The judge admitted that Mancini was an "unintended bystander," but attempted to justify the decision by claiming that because the police officer had not directed force at Mancini, her Fourth Amendment rights were not violated.
"The undisputed evidence is that Mancini was not the intended object of the officers’ efforts to seize the fleeing suspect," Pratt wrote. "[The officer's] release of Scooter, intending to seize the fleeing suspect does not mean that the officers intended to seize any other person."

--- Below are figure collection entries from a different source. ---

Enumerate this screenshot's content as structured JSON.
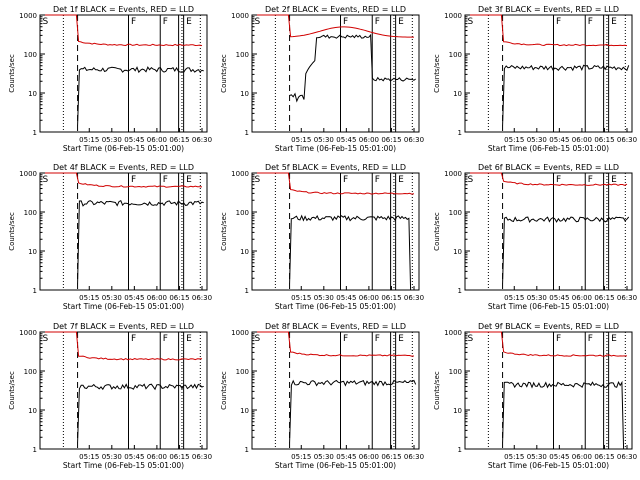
{
  "figure": {
    "xlabel": "Start Time (06-Feb-15 05:01:00)",
    "ylabel": "Counts/sec",
    "xticks": [
      "05:15",
      "05:30",
      "05:45",
      "06:00",
      "06:15",
      "06:30"
    ],
    "yticks": [
      "1",
      "10",
      "100",
      "1000"
    ],
    "colors": {
      "events": "#000000",
      "lld": "#d00000"
    }
  },
  "chart_data": [
    {
      "type": "line",
      "title": "Det 1f BLACK = Events, RED = LLD",
      "markers": [
        "S",
        "F",
        "F",
        "E"
      ],
      "lld_level": 170,
      "events_level": 40,
      "style": "normal"
    },
    {
      "type": "line",
      "title": "Det 2f BLACK = Events, RED = LLD",
      "markers": [
        "S",
        "F",
        "F",
        "E"
      ],
      "lld_level": 450,
      "events_level": 20,
      "style": "det2"
    },
    {
      "type": "line",
      "title": "Det 3f BLACK = Events, RED = LLD",
      "markers": [
        "S",
        "F",
        "F",
        "E"
      ],
      "lld_level": 170,
      "events_level": 45,
      "style": "normal"
    },
    {
      "type": "line",
      "title": "Det 4f BLACK = Events, RED = LLD",
      "markers": [
        "S",
        "F",
        "F",
        "E"
      ],
      "lld_level": 450,
      "events_level": 170,
      "style": "normal"
    },
    {
      "type": "line",
      "title": "Det 5f BLACK = Events, RED = LLD",
      "markers": [
        "S",
        "F",
        "F",
        "E"
      ],
      "lld_level": 300,
      "events_level": 70,
      "style": "dropend"
    },
    {
      "type": "line",
      "title": "Det 6f BLACK = Events, RED = LLD",
      "markers": [
        "S",
        "F",
        "F",
        "E"
      ],
      "lld_level": 500,
      "events_level": 65,
      "style": "normal"
    },
    {
      "type": "line",
      "title": "Det 7f BLACK = Events, RED = LLD",
      "markers": [
        "S",
        "F",
        "F",
        "E"
      ],
      "lld_level": 200,
      "events_level": 40,
      "style": "normal"
    },
    {
      "type": "line",
      "title": "Det 8f BLACK = Events, RED = LLD",
      "markers": [
        "S",
        "F",
        "F",
        "E"
      ],
      "lld_level": 250,
      "events_level": 50,
      "style": "normal"
    },
    {
      "type": "line",
      "title": "Det 9f BLACK = Events, RED = LLD",
      "markers": [
        "S",
        "F",
        "F",
        "E"
      ],
      "lld_level": 250,
      "events_level": 45,
      "style": "dropend"
    }
  ]
}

As The Free Thought Project has reported, not only are police dogs often responsible for vicious attacks that either go far beyond what was necessary to subdue the suspect or leave innocent bystanders with severe injuries, but the dogs themselves are often the subjects of abuse at the hands of police officers:
“The use of dogs in police business is inhumane both for the animals, and the suspects who they are often unleashed on. Our society shuns animal abusers and people who raise dogs specifically for fighting, and rightfully so, but how are police dogs any different than an attack dog than a street gang breeds to be as aggressive as possible, for the purpose of winning money in dogfights and intimidating rivals?
In many cases, these animals are often treated as nothing more than disposable weapons by the police that are in charge of caring for them. In fact, it is sadly common for police officers to get accused of animal cruelty for abusing or neglecting their dogs. Just this week The Free Thought Project reported that an officer was caught on video abusing his own search dog when the animal failed to signal for drugs at a traffic stop. It is also common for police to leave their dogs in hot cars for extended periods of time until they die.”
While the current status of the police dog who attacked her is unknown, Mara Mancini is left with the overwhelming financial burden of the medical bills, along with the physical scars that will stay with her for the rest of her life. Her attorney noted that while a state-level case is still pending and they are deciding whether to appeal Pratt's ruling, she is now on the verge of being forced to declare bankruptcy.
"The city should be ashamed of themselves," he said.